As you may know, every month this year I’m going to pick something to focus on, depending on what I feel I need during that particular month. For January, it was a no-brainer. Slow Down.

The past few months have been busy, both at home and at work, and I realized that most of my life these days has been a blur. Well, I intend to change that going into the New Year.  Sure, I want to do EVERYTHING but I also want to savor time. Enjoy the slowness. Stop racing around.

One of the things I’ve given up while trying to be more productive is reading fiction. I used to read everything I could get my hands on but these days I mainly read nonfiction since I host the nonfiction book club at work. Or, I watch a lot of movies at home, since I can paint at the same time!

But you can lose yourself in a good book. You can travel to distant lands, meet fascinating people, solve mysteries, laugh, cry, love, hate. All of this can happen in a good book. You also slow down time – the world might rush by but within those pages you have no appointments to keep, bills to pay, or concerns to face. I’ve been avoiding good stories because I feel I’m just too busy to sit down and read.
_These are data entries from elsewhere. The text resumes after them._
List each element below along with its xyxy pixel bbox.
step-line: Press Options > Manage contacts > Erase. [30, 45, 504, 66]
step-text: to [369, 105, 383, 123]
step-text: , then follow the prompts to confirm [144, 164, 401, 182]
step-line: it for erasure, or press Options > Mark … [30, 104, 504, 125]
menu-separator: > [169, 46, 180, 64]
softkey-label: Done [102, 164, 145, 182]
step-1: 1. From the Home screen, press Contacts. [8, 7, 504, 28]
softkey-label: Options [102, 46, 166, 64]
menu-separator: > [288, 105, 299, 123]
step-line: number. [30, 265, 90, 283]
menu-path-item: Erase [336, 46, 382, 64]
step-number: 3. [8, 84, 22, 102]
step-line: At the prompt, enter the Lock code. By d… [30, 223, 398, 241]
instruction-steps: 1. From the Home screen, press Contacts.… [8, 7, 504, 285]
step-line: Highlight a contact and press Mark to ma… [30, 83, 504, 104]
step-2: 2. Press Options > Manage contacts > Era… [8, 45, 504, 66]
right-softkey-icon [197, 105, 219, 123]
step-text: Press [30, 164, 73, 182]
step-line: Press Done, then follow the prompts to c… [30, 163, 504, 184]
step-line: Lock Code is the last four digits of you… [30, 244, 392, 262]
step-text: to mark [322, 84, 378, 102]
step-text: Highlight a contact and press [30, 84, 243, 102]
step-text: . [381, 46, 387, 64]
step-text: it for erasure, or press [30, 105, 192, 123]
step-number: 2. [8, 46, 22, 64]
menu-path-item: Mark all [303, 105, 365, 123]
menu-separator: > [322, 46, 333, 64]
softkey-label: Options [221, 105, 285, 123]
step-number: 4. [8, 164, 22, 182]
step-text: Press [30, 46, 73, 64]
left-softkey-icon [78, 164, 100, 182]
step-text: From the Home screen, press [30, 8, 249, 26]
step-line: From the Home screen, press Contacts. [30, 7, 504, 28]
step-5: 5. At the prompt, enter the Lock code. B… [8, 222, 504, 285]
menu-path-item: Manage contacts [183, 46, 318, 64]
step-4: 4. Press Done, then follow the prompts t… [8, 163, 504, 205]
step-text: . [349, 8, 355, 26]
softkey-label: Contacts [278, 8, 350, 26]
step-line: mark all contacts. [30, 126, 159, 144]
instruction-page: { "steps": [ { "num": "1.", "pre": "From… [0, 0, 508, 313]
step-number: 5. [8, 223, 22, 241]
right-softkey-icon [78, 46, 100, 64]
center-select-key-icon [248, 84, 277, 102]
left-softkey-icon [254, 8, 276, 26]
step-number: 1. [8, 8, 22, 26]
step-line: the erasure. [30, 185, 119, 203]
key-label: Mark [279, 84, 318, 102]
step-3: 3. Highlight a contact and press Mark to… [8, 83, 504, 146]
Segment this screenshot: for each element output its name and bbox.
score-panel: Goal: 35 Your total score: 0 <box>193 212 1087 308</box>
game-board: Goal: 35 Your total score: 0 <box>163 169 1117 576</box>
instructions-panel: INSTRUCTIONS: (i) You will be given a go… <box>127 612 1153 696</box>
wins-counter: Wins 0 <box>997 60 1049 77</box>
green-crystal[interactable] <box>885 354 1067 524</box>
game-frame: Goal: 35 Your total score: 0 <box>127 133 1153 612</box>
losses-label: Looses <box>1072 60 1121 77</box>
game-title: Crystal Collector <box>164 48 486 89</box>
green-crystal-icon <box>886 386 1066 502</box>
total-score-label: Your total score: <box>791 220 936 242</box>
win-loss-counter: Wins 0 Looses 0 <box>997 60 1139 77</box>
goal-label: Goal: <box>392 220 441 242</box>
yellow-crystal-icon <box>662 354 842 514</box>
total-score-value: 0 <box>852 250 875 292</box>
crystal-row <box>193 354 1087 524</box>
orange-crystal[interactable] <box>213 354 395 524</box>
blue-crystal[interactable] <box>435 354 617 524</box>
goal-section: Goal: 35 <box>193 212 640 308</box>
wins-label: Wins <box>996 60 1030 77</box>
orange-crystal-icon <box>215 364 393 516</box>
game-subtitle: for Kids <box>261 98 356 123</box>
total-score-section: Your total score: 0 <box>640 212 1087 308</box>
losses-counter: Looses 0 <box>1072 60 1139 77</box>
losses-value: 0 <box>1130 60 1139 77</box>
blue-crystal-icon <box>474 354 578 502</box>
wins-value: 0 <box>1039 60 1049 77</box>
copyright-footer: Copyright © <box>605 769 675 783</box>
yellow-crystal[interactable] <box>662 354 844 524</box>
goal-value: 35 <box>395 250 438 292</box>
I think, however, that when you FEEL as if you’re too busy, then that’s when you most need to take that time to read. Even if it’s a few pages every night. TVs are loud and too stimulating. Books are quiet – in our world, we NEED quiet – and, by forcing you to rely on your imagination, great creativity boosters as well.

This year, I resolved to read more for pleasure and, as fate would have it, over the holidays I got an advanced copy of Swimming Lessons by Claire Fuller (Tin House Books.) When this book first came out in hardcover, I was actually so enamored of the beautiful cover art that I made a chalkboard sign inspired by it for our store display.

And the paperback version is just as gorgeous! The palette is very similar but with darker tones. Yet again I was inspired and this time, created a painting to evoke not only the loveliness of the cover but also the captivating, dark beauty of the story itself.

Have you read anything by Claire Fuller yet? If you haven’t, well then you simply must. I’m in cozy, nesting mode for winter right now – surrounded by introspective gray skies and moody, drizzly Pacific Northwest weather. Perfect weather, in fact, for reading Claire’s book ; filled with dark family secrets, the pain of the unfulfilled life, and some of the most lyrically breathtaking prose you’ll ever read.

Here’s a particularly resonant passage (page 265, paperback)

“The world had become harder, more abrasive; sheets scratched, clothes irritated, and people feared. It was when I was underwater or in the garden that I felt relief. But precise moments of grief, like the pangs of childbirth, are hard to recall after ththe most intense pain has passed: nature’s trick to ensure we survive and continue to reproduce.”

Wasn’t that just gorgeous? I’m not going to give anything away but if you like piecing things together, uncovering different perspectives of the same shared experience, and leaving a book wiser and more emotionally aware than you when you started reading it, then this is definitely the book for you.

“To slow down is to be taken into the soul of things.” – Terry Tempest Williams.

This new year, I resolve to take time off and go on more picnics!! But seriously, as I look back on the past few months, I realize what a blur they have been. As social a job as I have, I am, at heart, an introvert – and love nothing more than being cozy and quiet at home, curled up with something good to read or working on a craft project. Perhaps even spending a few hours by the water, watching the waves break and the ducks play. I love the outgoing parts of my life too but this year I’m prioritizing more quiet time as well. It’s important, not just for introverts, to slow down, turn off the constant noise we are all exposed to today, and recharge.

We let our phones recharge. Our batteries recharge. Parents impose routines and limits on their children to ensure that the kids get rest and don’t get burned out on the demands of life. Shouldn’t we give ourselves the same care as well?